L’administration de Bush a depuis longtemps saisi l’importance des massacres qu’elle commet sur le sol de l’Iraq : elle ne pourra briser la Résistance Irakienne qu’en liquidant physiquement sa ressource humaine.

Mais aussi elle s’attèle à encourager et à soutenir tous les actes s’inscrivant parfaitement dans cette logique.

Tous les efforts, tous les moyens, le terrorisme inclus, devront œuvrer dans ce sens.
C’est ce qu’apprendra tout citoyen irakien, sunnite, chiite, kurde ou autre, en feuilletant son ouvrage intitulé « le chaos constructif ».

Mais ce même citoyen, s’est-t-il posé la vraie question, celle qui dérange Bush et ses alliés, à savoir : constructif pour qui, pourquoi et comment ?

Bush l’occupant va plus loin.
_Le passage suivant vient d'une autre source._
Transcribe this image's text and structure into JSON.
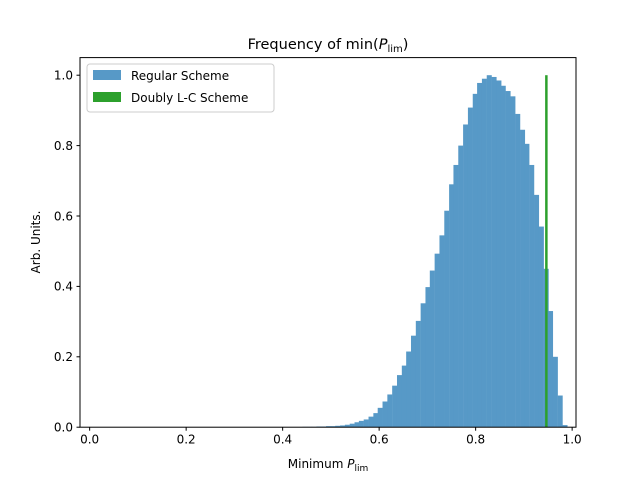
{
  "chart_data": {
    "type": "bar",
    "title_main": "Frequency of min(",
    "title_var": "P",
    "title_sub": "lim",
    "title_close": ")",
    "xlabel_main": "Minimum ",
    "xlabel_var": "P",
    "xlabel_sub": "lim",
    "ylabel": "Arb. Units.",
    "xlim": [
      -0.02,
      1.008
    ],
    "ylim": [
      0,
      1.05
    ],
    "xticks": [
      "0.0",
      "0.2",
      "0.4",
      "0.6",
      "0.8",
      "1.0"
    ],
    "yticks": [
      "0.0",
      "0.2",
      "0.4",
      "0.6",
      "0.8",
      "1.0"
    ],
    "grid": false,
    "legend_position": "top-left",
    "colors": {
      "regular": "#5799c7",
      "doubly": "#2ca02c"
    },
    "series": [
      {
        "name": "Regular Scheme",
        "bin_width": 0.0098,
        "bins": [
          [
            0.441,
            0.001
          ],
          [
            0.451,
            0.001
          ],
          [
            0.46,
            0.001
          ],
          [
            0.47,
            0.002
          ],
          [
            0.48,
            0.002
          ],
          [
            0.49,
            0.003
          ],
          [
            0.5,
            0.003
          ],
          [
            0.509,
            0.004
          ],
          [
            0.519,
            0.005
          ],
          [
            0.529,
            0.007
          ],
          [
            0.539,
            0.01
          ],
          [
            0.549,
            0.014
          ],
          [
            0.558,
            0.018
          ],
          [
            0.568,
            0.022
          ],
          [
            0.578,
            0.03
          ],
          [
            0.588,
            0.04
          ],
          [
            0.597,
            0.055
          ],
          [
            0.607,
            0.073
          ],
          [
            0.617,
            0.093
          ],
          [
            0.627,
            0.118
          ],
          [
            0.637,
            0.148
          ],
          [
            0.647,
            0.175
          ],
          [
            0.656,
            0.215
          ],
          [
            0.666,
            0.26
          ],
          [
            0.676,
            0.302
          ],
          [
            0.686,
            0.352
          ],
          [
            0.696,
            0.398
          ],
          [
            0.705,
            0.445
          ],
          [
            0.715,
            0.493
          ],
          [
            0.725,
            0.545
          ],
          [
            0.735,
            0.615
          ],
          [
            0.745,
            0.69
          ],
          [
            0.754,
            0.745
          ],
          [
            0.764,
            0.8
          ],
          [
            0.774,
            0.86
          ],
          [
            0.784,
            0.908
          ],
          [
            0.794,
            0.947
          ],
          [
            0.803,
            0.978
          ],
          [
            0.813,
            0.99
          ],
          [
            0.823,
            1.0
          ],
          [
            0.833,
            0.995
          ],
          [
            0.843,
            0.985
          ],
          [
            0.852,
            0.97
          ],
          [
            0.862,
            0.955
          ],
          [
            0.872,
            0.94
          ],
          [
            0.882,
            0.89
          ],
          [
            0.892,
            0.845
          ],
          [
            0.901,
            0.805
          ],
          [
            0.911,
            0.745
          ],
          [
            0.921,
            0.66
          ],
          [
            0.931,
            0.57
          ],
          [
            0.941,
            0.45
          ],
          [
            0.95,
            0.33
          ],
          [
            0.96,
            0.2
          ],
          [
            0.97,
            0.09
          ],
          [
            0.98,
            0.006
          ]
        ]
      },
      {
        "name": "Doubly L-C Scheme",
        "bin_width": 0.005,
        "bins": [
          [
            0.944,
            1.0
          ]
        ]
      }
    ]
  }
}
Tout en commettant le maximum de massacres de populations civiles, tout en encourageant le terrorisme par son « laisser faire » ou par sa complicité, il n’hésite pas à attribuer ses massacres à la Résistance et, pendant qu’il y est, à l’Iran.
L’occupant, tout en s’attelant à briser le Résistance Irakienne, désinforme, propage ses mensonges : l’opinion publique internationale devra obligatoirement être prête pour cautionner son éventuelle prochaine guerre dans la région.